Streaming Feature Sets in Butterfree

Introduction

Spark enables us to deal with streaming processing in a very powerful way. For an introduction of all Spark’s capabilities in streaming you can read more in this link. As the core Spark, Butterfree also let you declare pipelines to deal with streaming data. The best is that the pipeline declaration is almost the same as dealing with batch use-cases, so there isn’t too complex to deal with this type of challenge using Butterfree tools.

Streaming feature sets are the ones that have at least one streaming source of data declared in the Readers of a FeatureSetPipeline. The pipeline is considered a streaming job if it has at least one reader in streaming mode (stream=True).

Readers

Using readers in streaming mode will make use of Spark’s readStream API instead of the normal read. That means it will produce a stream dataframe (df.isStreaming == True) instead of a normal Spark’s dataframe.

The currently supported readers in stream mode are FileReader and KafkaReader. For more information about the specifications read their docstrings, here and here respectively.

Online Feature Store Writer

OnlineFeatureStoreWriter is currently the only writer that supports streaming dataframes. It will write, in real time, and upserts to Cassandra.
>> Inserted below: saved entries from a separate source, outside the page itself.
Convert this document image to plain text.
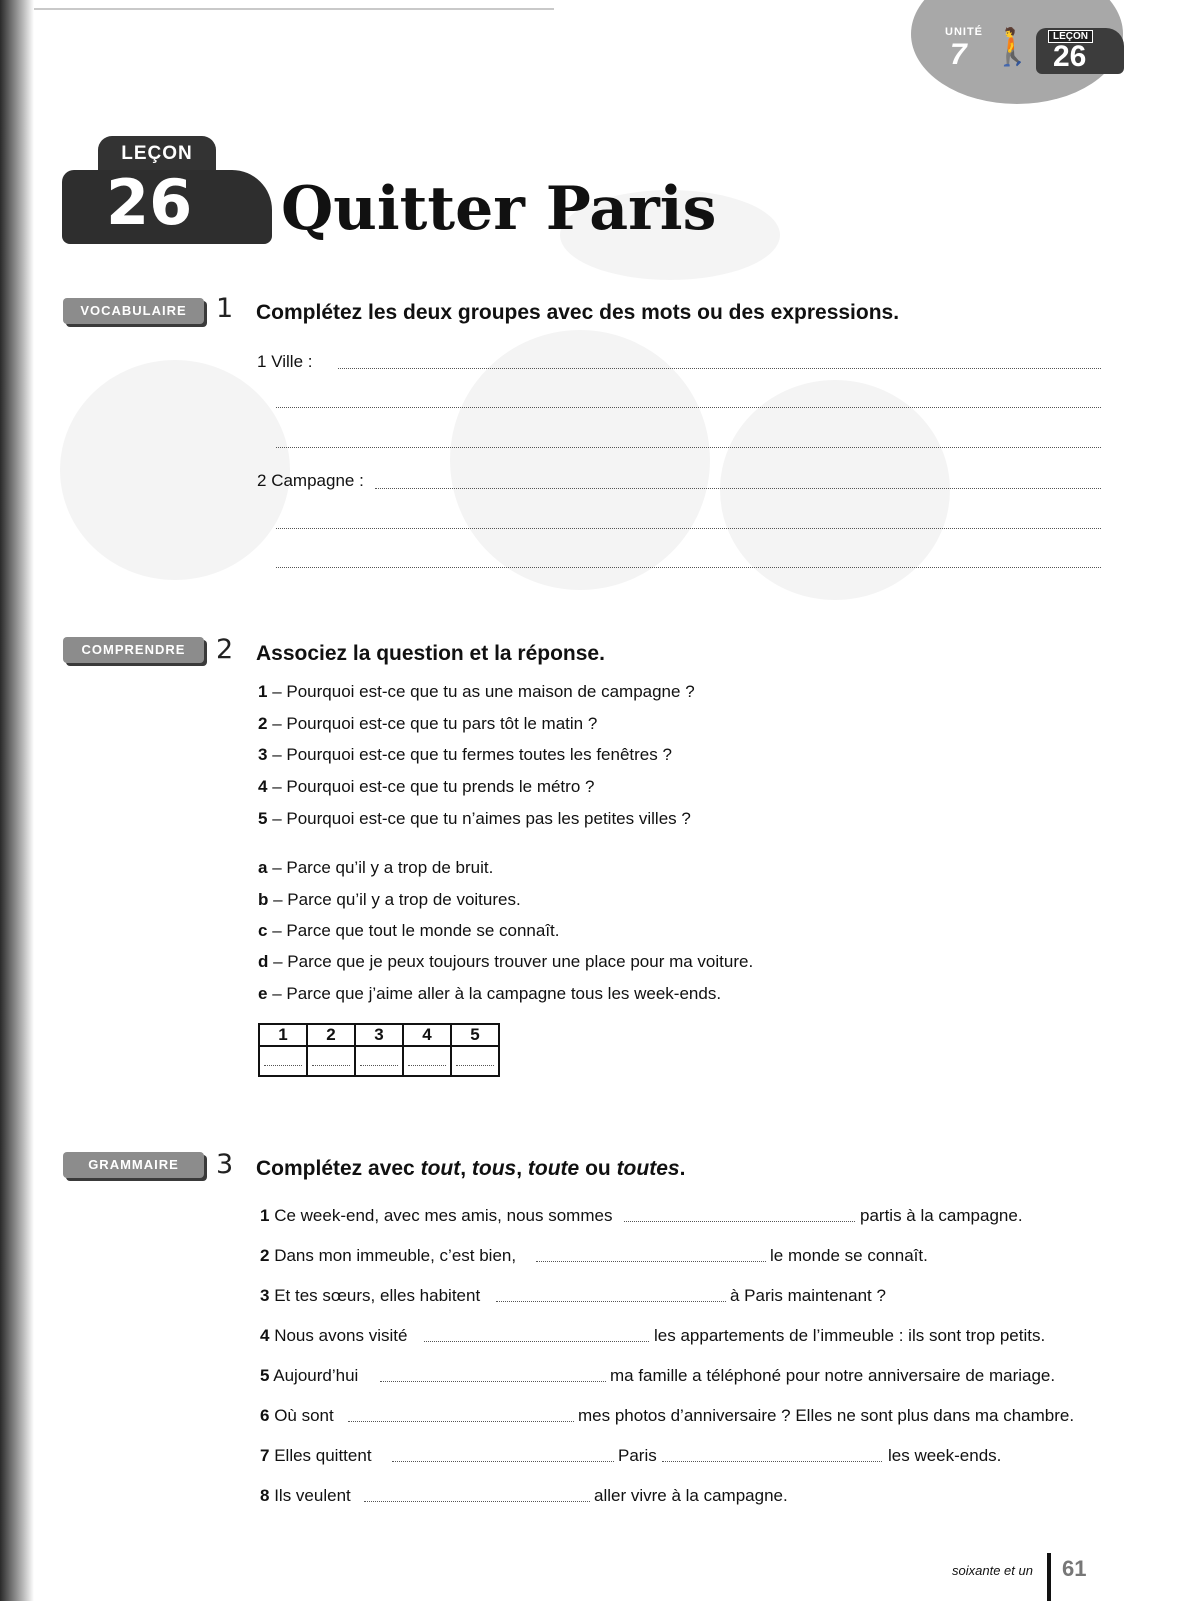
UNITÉ
7 🚶	LEÇON
26
LEÇON
26 Quitter Paris
VOCABULAIRE	1 Complétez les deux groupes avec des mots ou des expressions.
1 Ville :
2 Campagne :
COMPRENDRE	2 Associez la question et la réponse.
1 – Pourquoi est-ce que tu as une maison de campagne ?
2 – Pourquoi est-ce que tu pars tôt le matin ?
3 – Pourquoi est-ce que tu fermes toutes les fenêtres ?
4 – Pourquoi est-ce que tu prends le métro ?
5 – Pourquoi est-ce que tu n’aimes pas les petites villes ?
a – Parce qu’il y a trop de bruit.
b – Parce qu’il y a trop de voitures.
c – Parce que tout le monde se connaît.
d – Parce que je peux toujours trouver une place pour ma voiture.
e – Parce que j’aime aller à la campagne tous les week-ends.
1	2	3	4	5

GRAMMAIRE	3 Complétez avec tout, tous, toute ou toutes.
1 Ce week-end, avec mes amis, nous sommes	partis à la campagne.
2 Dans mon immeuble, c’est bien,	le monde se connaît.
3 Et tes sœurs, elles habitent	à Paris maintenant ?
4 Nous avons visité	les appartements de l’immeuble : ils sont trop petits.
5 Aujourd’hui	ma famille a téléphoné pour notre anniversaire de mariage.
6 Où sont	mes photos d’anniversaire ? Elles ne sont plus dans ma chambre.
7 Elles quittent	Paris	les week-ends.
8 Ils veulent	aller vivre à la campagne.
soixante et un 61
It uses df.writeStream and foreachBatch Spark functionality to do that. You can read more about forachBatch here.

https://i.imgur.com/KoI1HuC.png

Debug Mode

You can use the OnlineFeatureStoreWriter in debug mode (debug_mode=True) with streaming dataframes. So instead of trying to write to Cassandra, the data will be written to an in-memory table. So you can query this table to show the output as it is being calculated. Normally this functionality is used for the purpose of testing if the defined features have the expected results in real time.

Pipeline Run

Differently from a batch run, a pipeline running with a streaming dataframe will not “finish to run”. The pipeline will continue to get data from the streaming, process the data and save it to the defined sink sources. So when managing a job using this feature, an operation needs to be designed to support a continuously-up streaming job.